Поют черноморские волны | страница 20
Старый моряк-писатель с волнением говорит о якоре, именуя главу о нем «Символ надежды».
«Прежде чем сняться с якоря, необходимо якорь «отдать». Это совершенно очевидная истина». И с презрением и гневом клеймит моряк тех, кто неуважительно говорит вместо этого — «бросать якорь»…
Якоря — остроумное изобретение, они невелики по размеру и весу по сравнению с кораблем.
«Будь они золотые, они сошли бы за безделушки, за драгоценные украшения, не больше сережки в женском ухе».
А между тем от якоря часто зависит участь корабля.

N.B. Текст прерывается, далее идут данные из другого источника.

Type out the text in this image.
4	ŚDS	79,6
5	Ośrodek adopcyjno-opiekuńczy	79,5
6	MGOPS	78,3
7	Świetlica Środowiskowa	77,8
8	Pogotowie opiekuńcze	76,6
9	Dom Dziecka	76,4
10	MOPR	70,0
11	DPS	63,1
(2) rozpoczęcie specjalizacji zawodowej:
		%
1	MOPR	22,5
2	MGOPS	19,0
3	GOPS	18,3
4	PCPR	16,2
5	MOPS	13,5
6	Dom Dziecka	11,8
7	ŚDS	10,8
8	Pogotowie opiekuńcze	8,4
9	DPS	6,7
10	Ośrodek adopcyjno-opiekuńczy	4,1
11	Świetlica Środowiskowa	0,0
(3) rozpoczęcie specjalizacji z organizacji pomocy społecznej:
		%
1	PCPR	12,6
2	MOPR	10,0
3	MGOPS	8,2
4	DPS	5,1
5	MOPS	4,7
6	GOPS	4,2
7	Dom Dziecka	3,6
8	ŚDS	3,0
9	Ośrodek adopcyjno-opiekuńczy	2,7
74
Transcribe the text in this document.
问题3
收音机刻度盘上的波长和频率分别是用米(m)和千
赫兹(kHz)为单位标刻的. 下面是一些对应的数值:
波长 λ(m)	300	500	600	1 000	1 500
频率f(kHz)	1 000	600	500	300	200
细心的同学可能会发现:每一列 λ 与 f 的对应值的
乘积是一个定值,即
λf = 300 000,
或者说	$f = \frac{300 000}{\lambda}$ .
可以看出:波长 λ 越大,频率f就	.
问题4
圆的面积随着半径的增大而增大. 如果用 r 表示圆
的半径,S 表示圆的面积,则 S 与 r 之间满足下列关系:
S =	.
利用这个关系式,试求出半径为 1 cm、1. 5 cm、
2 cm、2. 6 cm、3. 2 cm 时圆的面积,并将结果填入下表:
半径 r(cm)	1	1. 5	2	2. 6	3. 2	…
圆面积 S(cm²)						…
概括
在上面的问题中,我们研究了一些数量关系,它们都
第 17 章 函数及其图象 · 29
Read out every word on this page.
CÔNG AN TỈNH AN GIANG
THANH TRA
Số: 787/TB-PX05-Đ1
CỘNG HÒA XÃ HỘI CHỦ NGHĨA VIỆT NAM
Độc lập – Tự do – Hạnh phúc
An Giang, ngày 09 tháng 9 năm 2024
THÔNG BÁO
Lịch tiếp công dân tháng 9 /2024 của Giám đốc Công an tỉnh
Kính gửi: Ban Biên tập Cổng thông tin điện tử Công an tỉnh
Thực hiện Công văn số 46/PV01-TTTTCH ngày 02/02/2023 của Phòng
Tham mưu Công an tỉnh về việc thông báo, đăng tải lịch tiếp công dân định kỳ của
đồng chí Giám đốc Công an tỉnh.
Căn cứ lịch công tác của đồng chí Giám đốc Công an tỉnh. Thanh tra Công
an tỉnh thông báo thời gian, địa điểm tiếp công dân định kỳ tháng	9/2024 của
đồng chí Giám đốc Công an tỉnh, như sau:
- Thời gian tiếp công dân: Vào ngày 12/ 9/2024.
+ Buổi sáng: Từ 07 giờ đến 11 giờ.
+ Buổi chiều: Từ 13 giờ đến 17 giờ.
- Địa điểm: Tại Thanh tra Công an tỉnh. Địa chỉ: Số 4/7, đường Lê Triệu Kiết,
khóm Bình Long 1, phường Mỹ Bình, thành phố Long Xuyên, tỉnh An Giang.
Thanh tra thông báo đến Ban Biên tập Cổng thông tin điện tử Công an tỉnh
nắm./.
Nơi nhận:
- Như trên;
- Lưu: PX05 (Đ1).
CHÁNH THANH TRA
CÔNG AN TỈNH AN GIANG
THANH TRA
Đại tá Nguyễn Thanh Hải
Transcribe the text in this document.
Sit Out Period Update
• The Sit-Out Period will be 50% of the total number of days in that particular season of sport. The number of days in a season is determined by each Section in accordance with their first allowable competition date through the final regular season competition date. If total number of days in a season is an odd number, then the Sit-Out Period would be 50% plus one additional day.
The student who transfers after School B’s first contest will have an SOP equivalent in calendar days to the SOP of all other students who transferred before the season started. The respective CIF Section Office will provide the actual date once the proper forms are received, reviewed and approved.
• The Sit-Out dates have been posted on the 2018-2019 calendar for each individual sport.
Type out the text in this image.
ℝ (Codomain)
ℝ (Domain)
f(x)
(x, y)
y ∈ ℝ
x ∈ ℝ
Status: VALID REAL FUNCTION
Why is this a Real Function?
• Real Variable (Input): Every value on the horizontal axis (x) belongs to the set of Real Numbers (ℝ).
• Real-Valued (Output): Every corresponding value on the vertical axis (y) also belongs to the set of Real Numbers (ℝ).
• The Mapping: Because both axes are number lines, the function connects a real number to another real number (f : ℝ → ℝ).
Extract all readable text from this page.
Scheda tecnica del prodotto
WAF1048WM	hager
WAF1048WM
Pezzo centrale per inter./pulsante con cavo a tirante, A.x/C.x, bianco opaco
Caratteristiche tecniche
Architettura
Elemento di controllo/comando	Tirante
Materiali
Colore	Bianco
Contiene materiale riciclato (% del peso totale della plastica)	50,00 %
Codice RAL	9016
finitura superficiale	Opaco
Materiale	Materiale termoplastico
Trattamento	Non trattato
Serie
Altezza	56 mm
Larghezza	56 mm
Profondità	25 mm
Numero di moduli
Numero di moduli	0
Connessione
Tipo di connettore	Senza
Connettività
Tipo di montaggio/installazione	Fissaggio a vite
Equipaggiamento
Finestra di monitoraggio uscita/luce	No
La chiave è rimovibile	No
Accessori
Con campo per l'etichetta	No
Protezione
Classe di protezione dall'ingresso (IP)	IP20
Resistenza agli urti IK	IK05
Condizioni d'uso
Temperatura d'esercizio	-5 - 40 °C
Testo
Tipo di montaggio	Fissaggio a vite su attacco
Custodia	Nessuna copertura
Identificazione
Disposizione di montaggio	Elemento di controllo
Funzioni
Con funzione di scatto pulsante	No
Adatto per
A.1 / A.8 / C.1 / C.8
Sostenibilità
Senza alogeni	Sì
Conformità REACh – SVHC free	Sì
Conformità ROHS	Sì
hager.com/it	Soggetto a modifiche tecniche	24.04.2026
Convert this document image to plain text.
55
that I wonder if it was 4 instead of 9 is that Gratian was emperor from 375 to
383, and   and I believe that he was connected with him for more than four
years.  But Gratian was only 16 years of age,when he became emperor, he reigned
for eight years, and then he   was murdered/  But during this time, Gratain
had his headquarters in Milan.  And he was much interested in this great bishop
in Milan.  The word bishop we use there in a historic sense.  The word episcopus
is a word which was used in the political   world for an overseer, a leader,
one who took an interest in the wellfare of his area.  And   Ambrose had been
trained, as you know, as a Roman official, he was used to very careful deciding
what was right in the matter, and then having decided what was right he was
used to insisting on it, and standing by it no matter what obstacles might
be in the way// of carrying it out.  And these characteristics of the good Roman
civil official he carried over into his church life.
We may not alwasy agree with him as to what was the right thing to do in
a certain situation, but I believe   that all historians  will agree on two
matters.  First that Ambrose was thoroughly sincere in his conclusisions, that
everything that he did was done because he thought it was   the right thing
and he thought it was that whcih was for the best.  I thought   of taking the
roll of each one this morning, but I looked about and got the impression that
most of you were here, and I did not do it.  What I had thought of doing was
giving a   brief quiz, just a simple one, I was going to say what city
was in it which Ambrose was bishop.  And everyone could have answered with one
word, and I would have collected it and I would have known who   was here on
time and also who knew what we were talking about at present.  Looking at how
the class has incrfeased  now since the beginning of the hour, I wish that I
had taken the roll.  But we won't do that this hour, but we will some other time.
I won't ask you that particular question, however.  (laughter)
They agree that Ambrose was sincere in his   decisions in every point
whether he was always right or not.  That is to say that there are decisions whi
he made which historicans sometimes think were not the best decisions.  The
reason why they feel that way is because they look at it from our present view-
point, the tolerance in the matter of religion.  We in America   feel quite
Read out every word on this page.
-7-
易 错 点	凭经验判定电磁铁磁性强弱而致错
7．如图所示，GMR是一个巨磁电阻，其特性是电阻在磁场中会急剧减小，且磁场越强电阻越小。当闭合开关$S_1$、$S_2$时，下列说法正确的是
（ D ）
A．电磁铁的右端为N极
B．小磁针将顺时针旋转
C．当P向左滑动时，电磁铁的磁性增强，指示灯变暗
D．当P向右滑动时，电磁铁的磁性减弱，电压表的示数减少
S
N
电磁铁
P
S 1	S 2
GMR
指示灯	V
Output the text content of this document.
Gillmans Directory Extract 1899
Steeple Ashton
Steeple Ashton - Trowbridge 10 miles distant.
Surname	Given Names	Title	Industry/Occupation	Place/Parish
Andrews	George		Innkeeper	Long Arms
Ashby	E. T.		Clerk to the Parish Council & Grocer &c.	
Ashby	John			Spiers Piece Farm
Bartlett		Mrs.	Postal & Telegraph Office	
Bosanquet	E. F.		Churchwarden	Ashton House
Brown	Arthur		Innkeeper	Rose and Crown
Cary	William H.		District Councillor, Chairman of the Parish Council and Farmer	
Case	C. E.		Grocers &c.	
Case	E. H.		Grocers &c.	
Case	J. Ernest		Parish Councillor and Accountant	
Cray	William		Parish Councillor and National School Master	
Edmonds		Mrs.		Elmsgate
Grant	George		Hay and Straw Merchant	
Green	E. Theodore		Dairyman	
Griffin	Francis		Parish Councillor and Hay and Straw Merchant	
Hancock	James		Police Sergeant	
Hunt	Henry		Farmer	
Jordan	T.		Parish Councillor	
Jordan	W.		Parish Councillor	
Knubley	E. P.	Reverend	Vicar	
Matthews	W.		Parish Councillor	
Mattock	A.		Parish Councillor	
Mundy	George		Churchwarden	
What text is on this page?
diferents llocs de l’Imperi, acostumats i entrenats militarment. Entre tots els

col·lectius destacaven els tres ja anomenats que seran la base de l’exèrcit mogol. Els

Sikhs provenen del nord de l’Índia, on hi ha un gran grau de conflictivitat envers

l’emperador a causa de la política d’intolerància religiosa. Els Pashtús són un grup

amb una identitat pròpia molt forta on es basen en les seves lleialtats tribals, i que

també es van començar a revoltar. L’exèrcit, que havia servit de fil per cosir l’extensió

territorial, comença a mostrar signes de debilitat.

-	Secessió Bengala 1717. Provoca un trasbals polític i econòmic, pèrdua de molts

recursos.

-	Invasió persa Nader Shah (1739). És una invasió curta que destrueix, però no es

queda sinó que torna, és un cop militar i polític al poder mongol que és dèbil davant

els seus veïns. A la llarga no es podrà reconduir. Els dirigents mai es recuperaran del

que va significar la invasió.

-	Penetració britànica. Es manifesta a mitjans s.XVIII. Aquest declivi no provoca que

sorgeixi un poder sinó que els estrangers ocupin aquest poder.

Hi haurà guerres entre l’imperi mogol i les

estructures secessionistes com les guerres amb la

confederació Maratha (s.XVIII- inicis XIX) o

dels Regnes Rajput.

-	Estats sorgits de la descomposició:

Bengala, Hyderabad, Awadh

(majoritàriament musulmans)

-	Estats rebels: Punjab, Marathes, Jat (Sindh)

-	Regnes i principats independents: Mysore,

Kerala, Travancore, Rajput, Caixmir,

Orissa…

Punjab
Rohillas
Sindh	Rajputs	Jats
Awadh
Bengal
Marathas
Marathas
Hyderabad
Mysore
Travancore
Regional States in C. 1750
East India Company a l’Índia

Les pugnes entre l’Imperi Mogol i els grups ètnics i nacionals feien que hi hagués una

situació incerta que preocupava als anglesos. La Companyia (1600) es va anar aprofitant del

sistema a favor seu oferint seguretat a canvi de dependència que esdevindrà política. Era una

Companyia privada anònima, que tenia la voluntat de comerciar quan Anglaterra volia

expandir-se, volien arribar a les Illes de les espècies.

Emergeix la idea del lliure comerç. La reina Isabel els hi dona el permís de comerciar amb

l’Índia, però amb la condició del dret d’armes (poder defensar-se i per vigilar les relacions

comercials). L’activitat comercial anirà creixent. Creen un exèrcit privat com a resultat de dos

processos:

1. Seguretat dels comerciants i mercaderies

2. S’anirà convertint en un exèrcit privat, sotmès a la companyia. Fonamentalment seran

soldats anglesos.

Конрад воспевает якорь. Валерик читает многозначительно:
— «У этого грубого, но честного куска железа, такого простого на вид, больше частей, чем у человеческого тела членов: кольцо, шток, пятка, веретено, лапы, зубцы… На него можно рассчитывать. Дайте ему за что зацепиться, и он будет держать судно вечно»… Якорь — символ надежды, — задумчиво повторил Валера. И быстро пролистал книгу дальше:
— «Отдать якорь!» — последняя торжественная команда морского похода, — четко прочел он и посмотрел на меня поверх раскрытой книги. — «Отдать якорь»… — повторил внук тихо.
Мы долго молчали, глядя на море и корабли.
Подошел Авдеев, присел рядом. Валера и ему с удовольствием прочел о якорях.
Анатолий Федорович усмехнулся, взял книгу Конрада.
— Да, любил море человек, ничего не скажешь… Душевно любил. И про якорь правильно написал. Но большому кораблю — швартовка главное. Вон, смотрите, корабли на «бочках» стоят. — Мы вместе с Авдеевым взглянули на бухту. Военные корабли были почти неподвижны. Стальные тросы крепко держали их у небольших «бочек». — А как стать на эту маленькую «бочку» тяжелому крейсеру? — Авдеев хитро улыбается. — Море — не асфальт и корабль — не автобус. Волны, ветер, а то и штормит — относит, разворачивает. Не просто даже подойти к «бочке». Нужно ведь тросы закрепить за кольцо. А «бочка» не ждет, пляшет в волнах. Сколько кораблей — столько и швартовок. Посмотришь, как кто швартуется — сразу узнаешь, чего стоит команда. Видел бы Конрад, как швартовался «Красный Кавказ»! Вся эскадра любовалась. Поэма!..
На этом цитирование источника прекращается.